Lançado o ebook gratuito: “Encontros no Encontro: Participação Social da Rede Nacional dos Pontos de Cultura” (Editora IFG, 2017, 175 pgs)

A CASA DE VIDRO

Já está disponível para leitura e download gratuito o livro “Encontros no Encontro: Participação Social da Rede Nacional de Pontos de Cultura”, co-escrito por mim, Eduardo Carli de Moraes, e meu colega Rafael Moreira do Carmo, ambos professores do IFG (Instituto Federal de Educação, Ciência e Tecnologia), sob a coordenação do Vinicíus Ferreira (PROEX – Pró-Reitoria de Extensão e Cultura).
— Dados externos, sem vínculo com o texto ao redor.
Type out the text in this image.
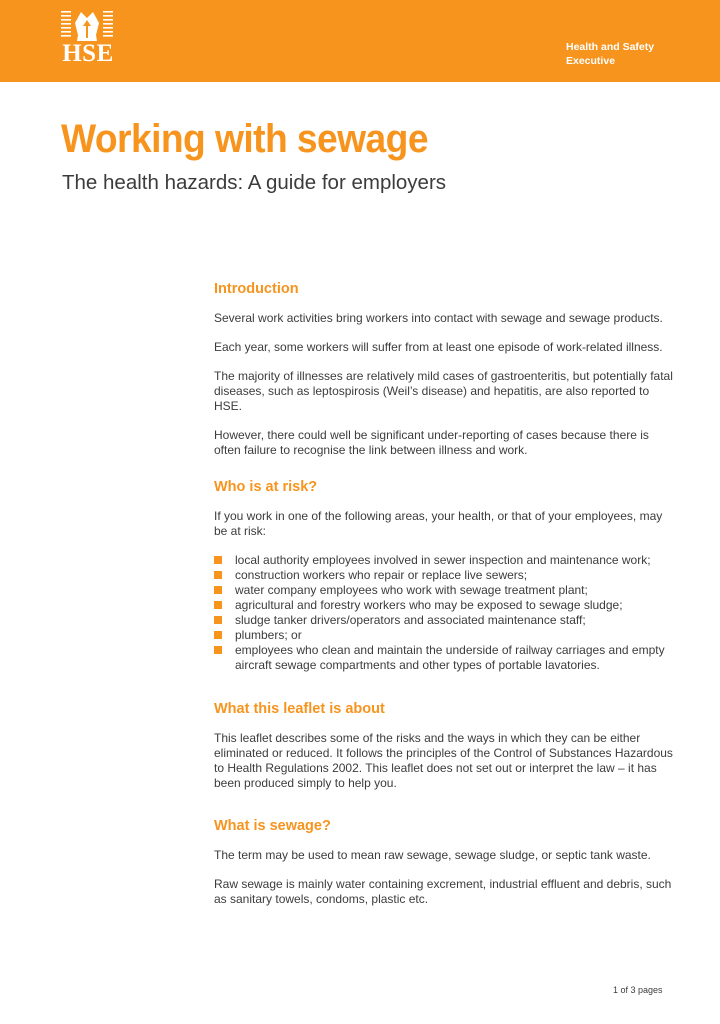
HSE	Health and Safety
Executive
Working with sewage
The health hazards: A guide for employers
Introduction

Several work activities bring workers into contact with sewage and sewage products.

Each year, some workers will suffer from at least one episode of work-related illness.

The majority of illnesses are relatively mild cases of gastroenteritis, but potentially fatal diseases, such as leptospirosis (Weil’s disease) and hepatitis, are also reported to HSE.

However, there could well be significant under-reporting of cases because there is often failure to recognise the link between illness and work.

Who is at risk?

If you work in one of the following areas, your health, or that of your employees, may be at risk:

local authority employees involved in sewer inspection and maintenance work;
construction workers who repair or replace live sewers;
water company employees who work with sewage treatment plant;
agricultural and forestry workers who may be exposed to sewage sludge;
sludge tanker drivers/operators and associated maintenance staff;
plumbers; or
employees who clean and maintain the underside of railway carriages and empty aircraft sewage compartments and other types of portable lavatories.
What this leaflet is about

This leaflet describes some of the risks and the ways in which they can be either eliminated or reduced. It follows the principles of the Control of Substances Hazardous to Health Regulations 2002. This leaflet does not set out or interpret the law – it has been produced simply to help you.

What is sewage?

The term may be used to mean raw sewage, sewage sludge, or septic tank waste.

Raw sewage is mainly water containing excrement, industrial effluent and debris, such as sanitary towels, condoms, plastic etc.

1 of 3 pages
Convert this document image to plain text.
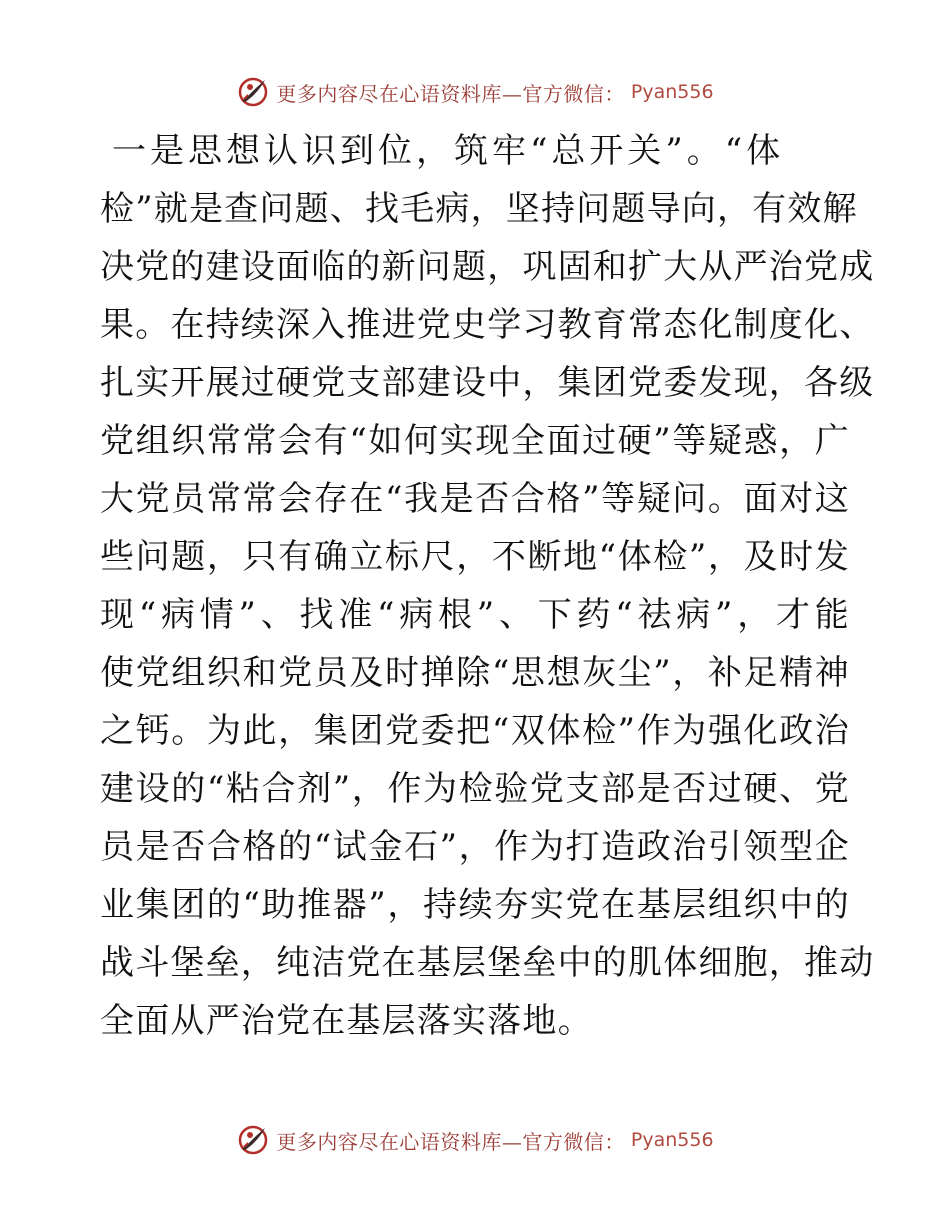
更多内容尽在心语资料库—官方微信： Pyan556
一是思想认识到位，筑牢“总开关”。“体
检”就是查问题、找毛病，坚持问题导向，有效解
决党的建设面临的新问题，巩固和扩大从严治党成
果。在持续深入推进党史学习教育常态化制度化、
扎实开展过硬党支部建设中，集团党委发现，各级
党组织常常会有“如何实现全面过硬”等疑惑，广
大党员常常会存在“我是否合格”等疑问。面对这
些问题，只有确立标尺，不断地“体检”，及时发
现“病情”、找准“病根”、下药“祛病”，才能
使党组织和党员及时掸除“思想灰尘”，补足精神
之钙。为此，集团党委把“双体检”作为强化政治
建设的“粘合剂”，作为检验党支部是否过硬、党
员是否合格的“试金石”，作为打造政治引领型企
业集团的“助推器”，持续夯实党在基层组织中的
战斗堡垒，纯洁党在基层堡垒中的肌体细胞，推动
全面从严治党在基层落实落地。
更多内容尽在心语资料库—官方微信： Pyan556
A publicação – colorida, repleta de lindas fotos e diagramada com primor – busca revelar em minúcias o que ocorreu em 2015, durante o XV Encontro de Culturas Tradicionais da Chapada dos Veadeiros, uma realização da Casa de Cultura Cavaleiro de Jorge. Naquela ocasião, ocorreu ali a reunião da Comissão Nacional dos Pontos de Cultura, com representantes de todo o Brasil reunidos para pensar as potencialidades e os obstáculos no contexto do programa Cultura Viva.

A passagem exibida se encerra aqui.